Saddled to a Pentagon desk at the end of his 27-year military career, Ferguson later moved back to the skies piloting corporate jets for businessmen for about a decade, including Colt 45 beer magnate Jerry Hoffberger, who owned the Baltimore Orioles and Colts professional sports teams.
He says in all his time flying military and civilian aircraft, he has never had a close call or mishap, in any way.
“I fly safe, I use good judgment at all times, and don’t try flying close to the ground,” Ferguson said, noting poor choices and recklessness are the two things that get pilots in trouble. “It’s no different than good driving in a car.”
Ferguson says he and Parrott are about the only two regular fliers of aircraft in their eighth decade, at least on this side of the state. He can’t recall what exactly stimulated his interests in airplanes while growing up in Sidney, but something did. He built model planes as a kid and vaguely remembers flying with his mother as passengers down to Denver from Cheyenne, Wyo., in an old Lodestar.
By 17, and just a junior in high school, he had his pilot’s license. When asked if this made him a big hit with the girls, he said, “No, not really. They were all too afraid to go up and fly.”

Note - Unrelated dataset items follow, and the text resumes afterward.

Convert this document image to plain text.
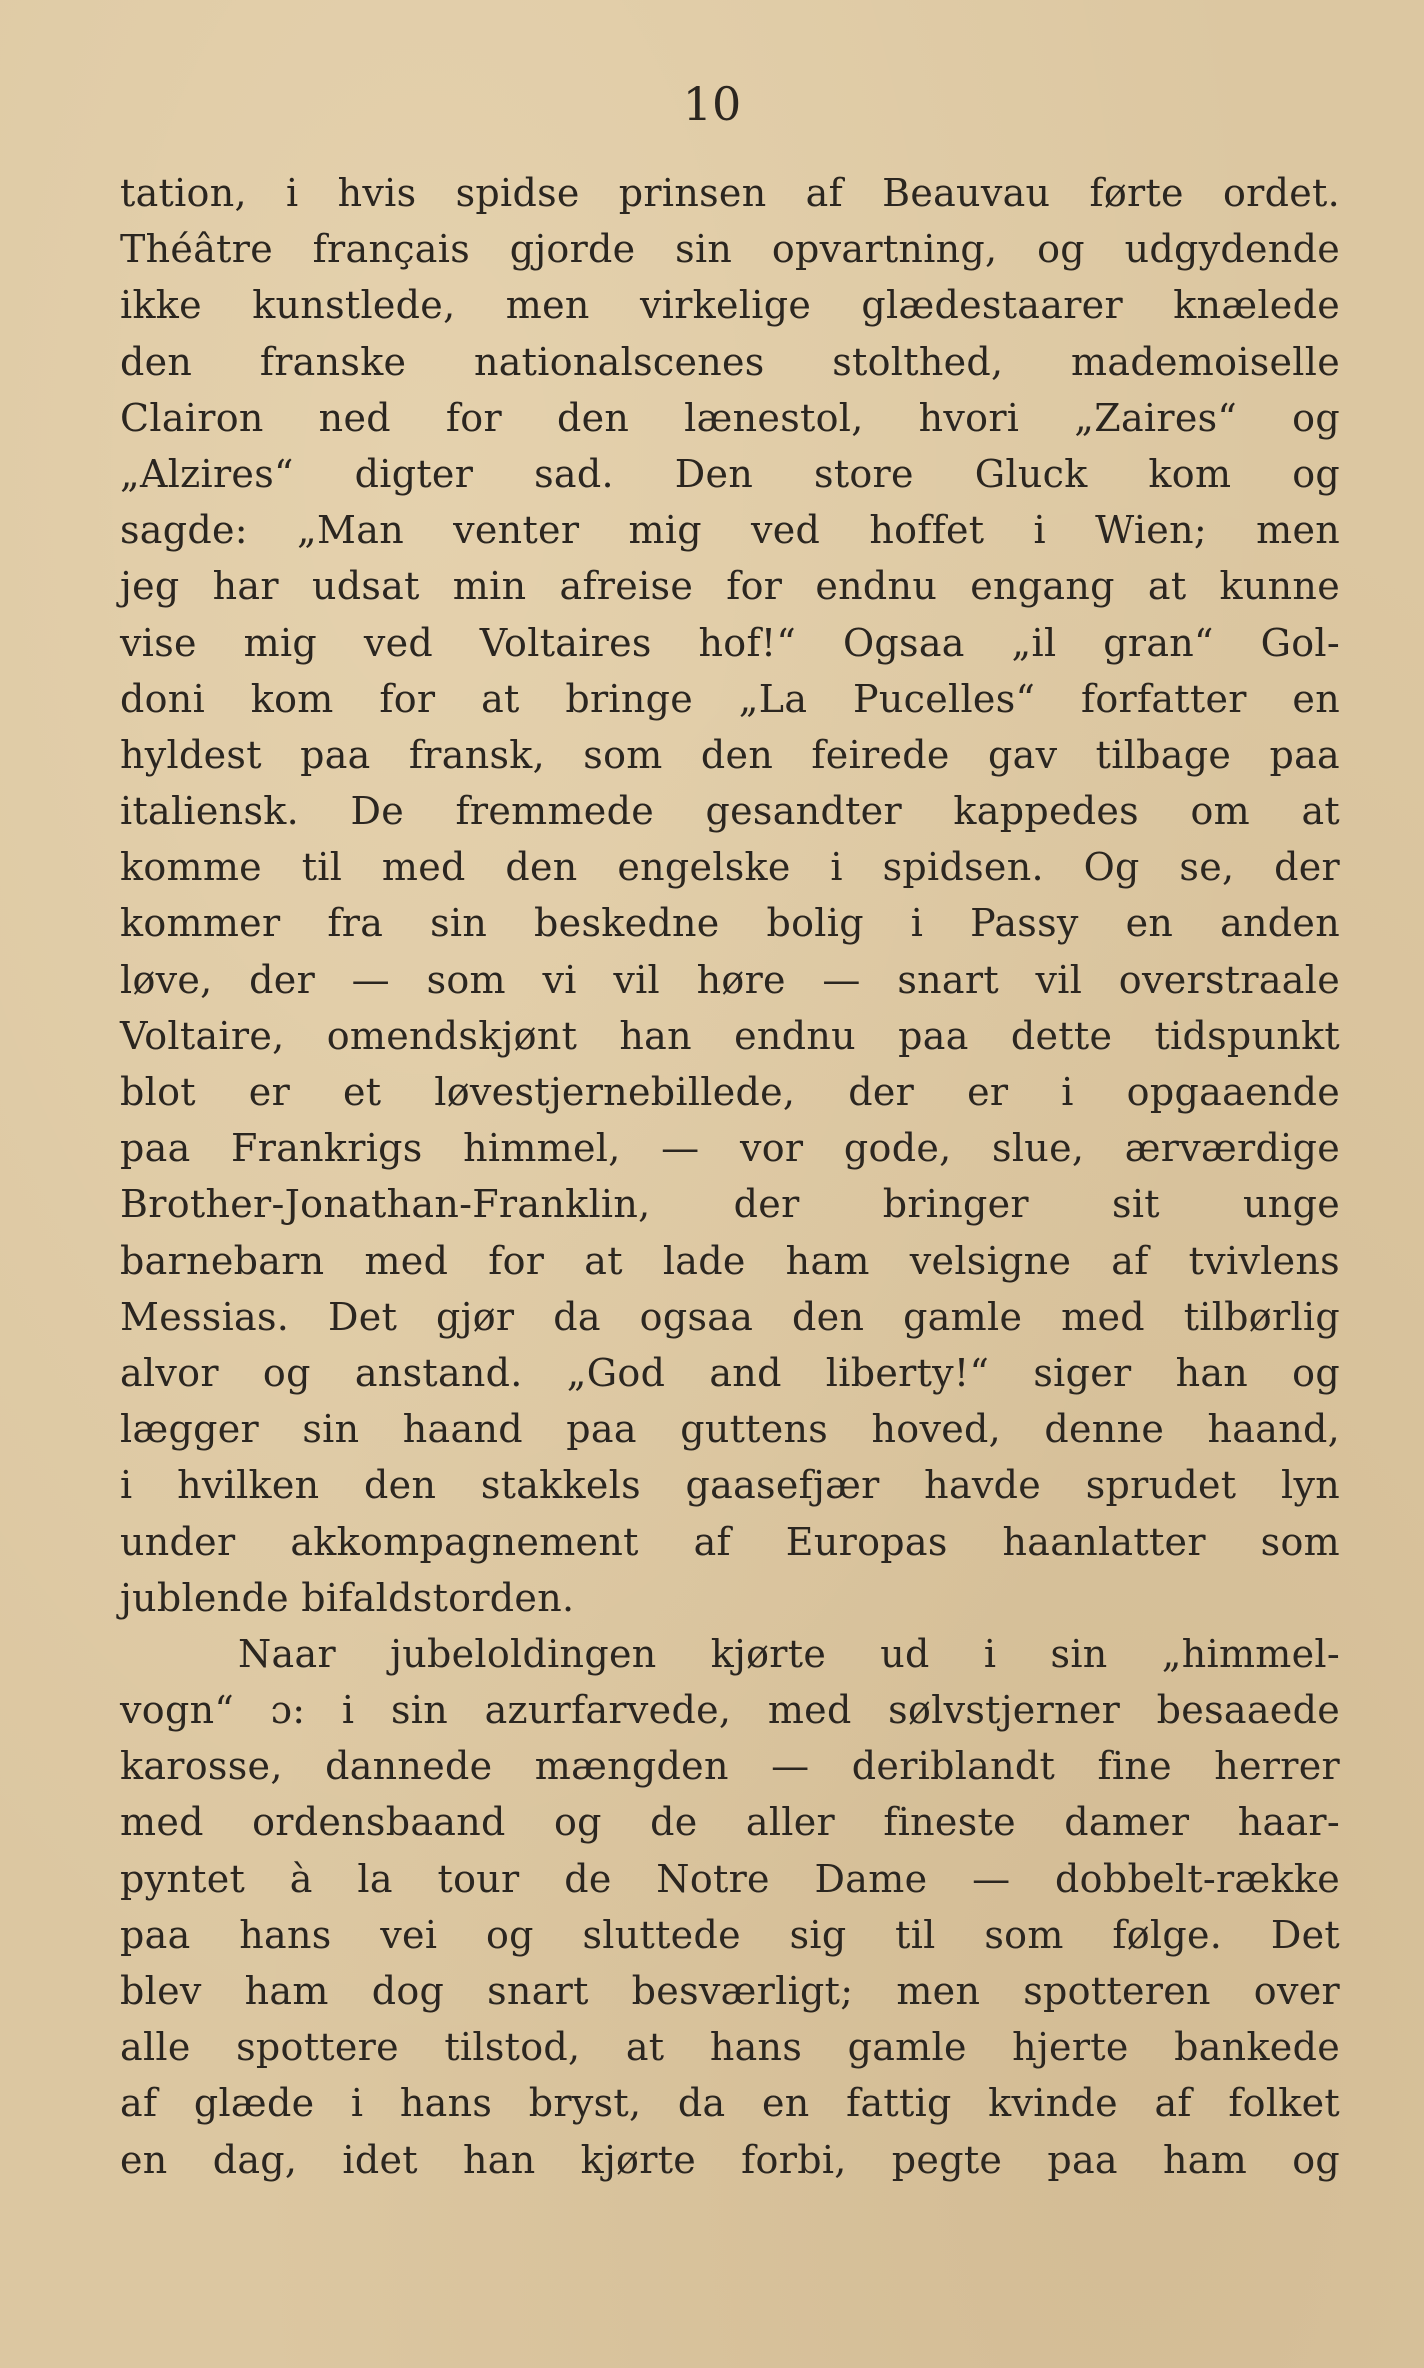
10
tation, i hvis spidse prinsen af Beauvau førte ordet.
Théâtre français gjorde sin opvartning, og udgydende
ikke kunstlede, men virkelige glædestaarer knælede
den franske nationalscenes stolthed, mademoiselle
Clairon ned for den lænestol, hvori „Zaires“ og
„Alzires“ digter sad. Den store Gluck kom og
sagde: „Man venter mig ved hoffet i Wien; men
jeg har udsat min afreise for endnu engang at kunne
vise mig ved Voltaires hof!“ Ogsaa „il gran“ Gol-
doni kom for at bringe „La Pucelles“ forfatter en
hyldest paa fransk, som den feirede gav tilbage paa
italiensk. De fremmede gesandter kappedes om at
komme til med den engelske i spidsen. Og se, der
kommer fra sin beskedne bolig i Passy en anden
løve, der — som vi vil høre — snart vil overstraale
Voltaire, omendskjønt han endnu paa dette tidspunkt
blot er et løvestjernebillede, der er i opgaaende
paa Frankrigs himmel, — vor gode, slue, ærværdige
Brother-Jonathan-Franklin, der bringer sit unge
barnebarn med for at lade ham velsigne af tvivlens
Messias. Det gjør da ogsaa den gamle med tilbørlig
alvor og anstand. „God and liberty!“ siger han og
lægger sin haand paa guttens hoved, denne haand,
i hvilken den stakkels gaasefjær havde sprudet lyn
under akkompagnement af Europas haanlatter som
jublende bifaldstorden.
Naar jubeloldingen kjørte ud i sin „himmel-
vogn“ ɔ: i sin azurfarvede, med sølvstjerner besaaede
karosse, dannede mængden — deriblandt fine herrer
med ordensbaand og de aller fineste damer haar-
pyntet à la tour de Notre Dame — dobbelt-række
paa hans vei og sluttede sig til som følge. Det
blev ham dog snart besværligt; men spotteren over
alle spottere tilstod, at hans gamle hjerte bankede
af glæde i hans bryst, da en fattig kvinde af folket
en dag, idet han kjørte forbi, pegte paa ham og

His wife surely isn’t. The pair’s next journey is to visit her family in Pennsylvania. Other regular destinations by air for the two include Fort Peck for boating or over to Chico Hot Springs for breakfast. The Fergusons also like to sit their red, black and white Cessna down on Mackinac Island in Michigan.
“(Scott) was just born to fly an airplane,” said Marian, when asked why her husband is a good pilot. “He likes being up there with the angels.”